Business History Special Issue on Varieties of Capitalism

26 05 2021

The UK journal Business History recently published a special issue on Varieties of Capitalism. I’ve finally had a chance to take a close look at this really important special issue, which provides some desperately needed historical contextualisation for the Varieties of Capitalism literature. In reading it, I was reminded to two exchanges at conferences. First, I recall a seminar discussion at the BHC in Denver in which we got discussing the Varieties of Capitalism theory with Veronique Pouillard , Richard R. John  and others. We all agreed that the main variants of capitalism discussed by Hall and Soskice and their many followers are much newer than most researchers think. I also recall being at a conference mostly attended by political scientists, sociologists, etc where I astonished other attendees by repeating what Japanese business historians have told me, namely, that in the 1920s Japan was a Liberal Market Economy. That statement blew their minds as it challenged their assumption that national varieties of capitalism are deeply rooted in national political and cultural histories. Personally, I had never been much convinced by the theory that the variant of capitalism in place in a given country had much to do with what had happened many centuries ago as opposed to developments in since the Second Industrial Revolution.
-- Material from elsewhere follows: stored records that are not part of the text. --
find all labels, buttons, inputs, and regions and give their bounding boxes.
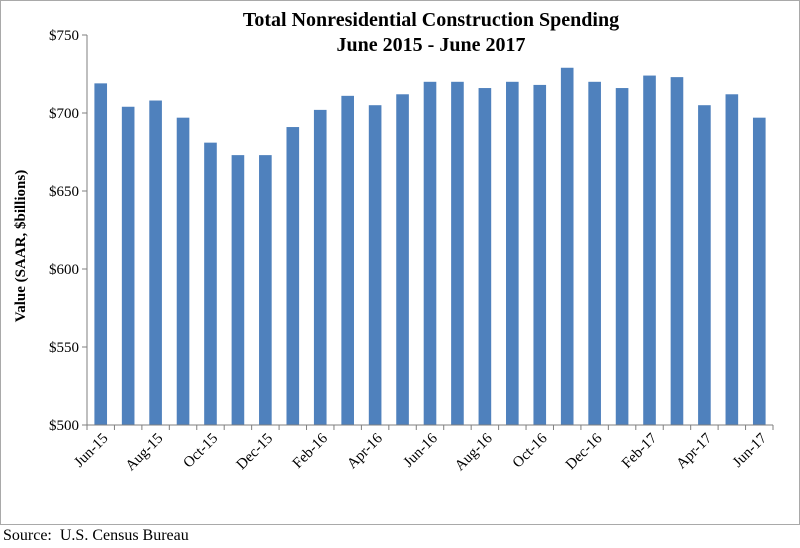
bar-Aug-16 bbox=[478, 88, 492, 425]
x-tick-label: Feb-16 bbox=[290, 430, 332, 472]
bar-Jun-17 bbox=[752, 117, 766, 426]
bar-Jun-15 bbox=[94, 83, 108, 426]
bar-Jun-16 bbox=[423, 81, 437, 426]
y-tick-label: $600 bbox=[49, 262, 79, 278]
x-tick-label: Jun-15 bbox=[71, 431, 111, 471]
x-axis-ticks: Jun-15 Aug-15 Oct-15 Dec-15 Feb-16 Apr-16 Jun-… bbox=[71, 425, 774, 475]
bar-Nov-15 bbox=[231, 155, 245, 425]
bars bbox=[94, 67, 766, 426]
bar-Aug-15 bbox=[149, 100, 162, 426]
bar-May-16 bbox=[396, 94, 409, 425]
bar-Feb-17 bbox=[643, 75, 656, 425]
bar-Mar-17 bbox=[670, 77, 684, 426]
x-tick-label: Apr-16 bbox=[344, 430, 386, 472]
x-tick-label: Apr-17 bbox=[673, 430, 715, 472]
bar-Nov-16 bbox=[560, 67, 574, 425]
x-tick-label: Dec-16 bbox=[563, 430, 606, 473]
bar-Apr-16 bbox=[368, 105, 382, 425]
y-tick-label: $500 bbox=[49, 418, 79, 434]
chart-title-line2: June 2015 - June 2017 bbox=[337, 34, 526, 56]
y-axis-ticks: $500 $550 $600 $650 $700 $750 bbox=[49, 28, 87, 434]
bar-Oct-15 bbox=[204, 142, 217, 425]
bar-chart: Total Nonresidential Construction Spendi… bbox=[13, 9, 774, 475]
bar-Jan-16 bbox=[286, 127, 300, 425]
y-tick-label: $650 bbox=[49, 184, 79, 200]
y-axis-label: Value (SAAR, $billions) bbox=[13, 170, 29, 322]
bar-Jul-15 bbox=[121, 106, 135, 425]
bar-Sep-15 bbox=[176, 117, 190, 426]
x-tick-label: Aug-16 bbox=[452, 430, 496, 474]
chart-title-line1: Total Nonresidential Construction Spendi… bbox=[243, 9, 619, 31]
bar-Oct-16 bbox=[533, 84, 547, 426]
x-tick-label: Dec-15 bbox=[234, 431, 277, 474]
bar-Mar-16 bbox=[341, 95, 354, 425]
chart-frame: Total Nonresidential Construction Spendi… bbox=[0, 0, 800, 525]
bar-Dec-15 bbox=[259, 155, 272, 425]
x-tick-label: Aug-15 bbox=[123, 431, 167, 475]
bar-Feb-16 bbox=[313, 109, 327, 425]
x-tick-label: Jun-17 bbox=[730, 430, 771, 471]
y-tick-label: $700 bbox=[49, 106, 79, 122]
x-tick-label: Jun-16 bbox=[401, 430, 442, 471]
bar-Apr-17 bbox=[698, 105, 711, 425]
bar-Jan-17 bbox=[615, 88, 629, 425]
x-tick-label: Feb-17 bbox=[619, 430, 661, 472]
bar-Sep-16 bbox=[506, 81, 519, 426]
y-tick-label: $550 bbox=[49, 340, 79, 356]
x-tick-label: Oct-15 bbox=[181, 431, 222, 472]
bar-May-17 bbox=[725, 94, 739, 425]
bar-Jul-16 bbox=[451, 81, 464, 426]
x-tick-label: Oct-16 bbox=[510, 430, 551, 471]
bar-Dec-16 bbox=[588, 81, 601, 426]
y-tick-label: $750 bbox=[49, 28, 79, 44]
source-note: Source: U.S. Census Bureau bbox=[3, 527, 189, 544]
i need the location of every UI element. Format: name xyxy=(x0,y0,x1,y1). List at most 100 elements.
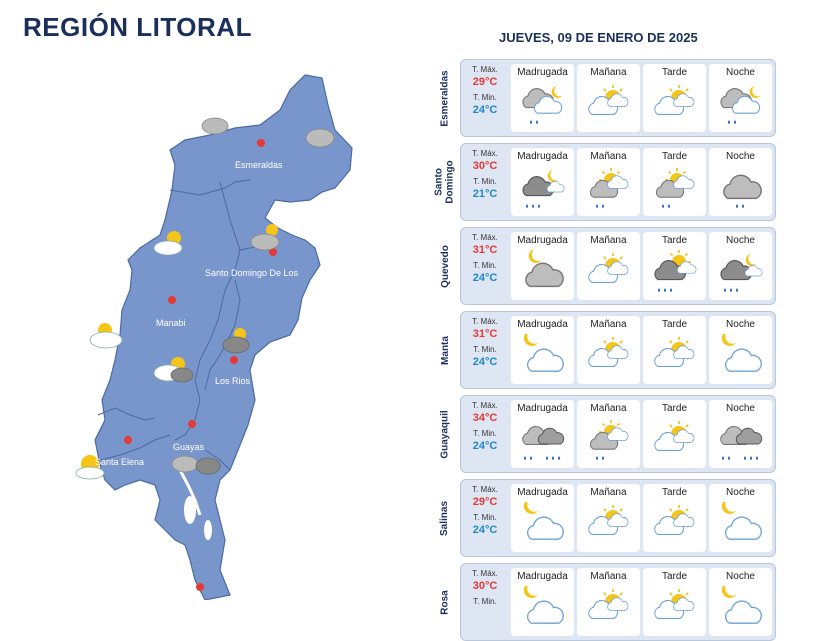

Anyway, congratulations to the team that produced this Special Issue. The editors are Niall G. MacKenzie (Glasgow) ,Andrew Perchard (Newcastle Business School, Northumbria University), Christopher Miller (Glasgow) and Neil Forbes (Coventry). Article contributors were Martin Shanahan and Susanna Fellman, María Fernández-Moya and Núria Puig, and Zoi Pittaki, Pasi Nevalainen and Ville Yliasko, Martin Eriksson, Lena Andersson-Skog and Josefin Sabo, and Beatriz Rodriguez-Satizabal, Julie Bower, and Grietjie Verhoef.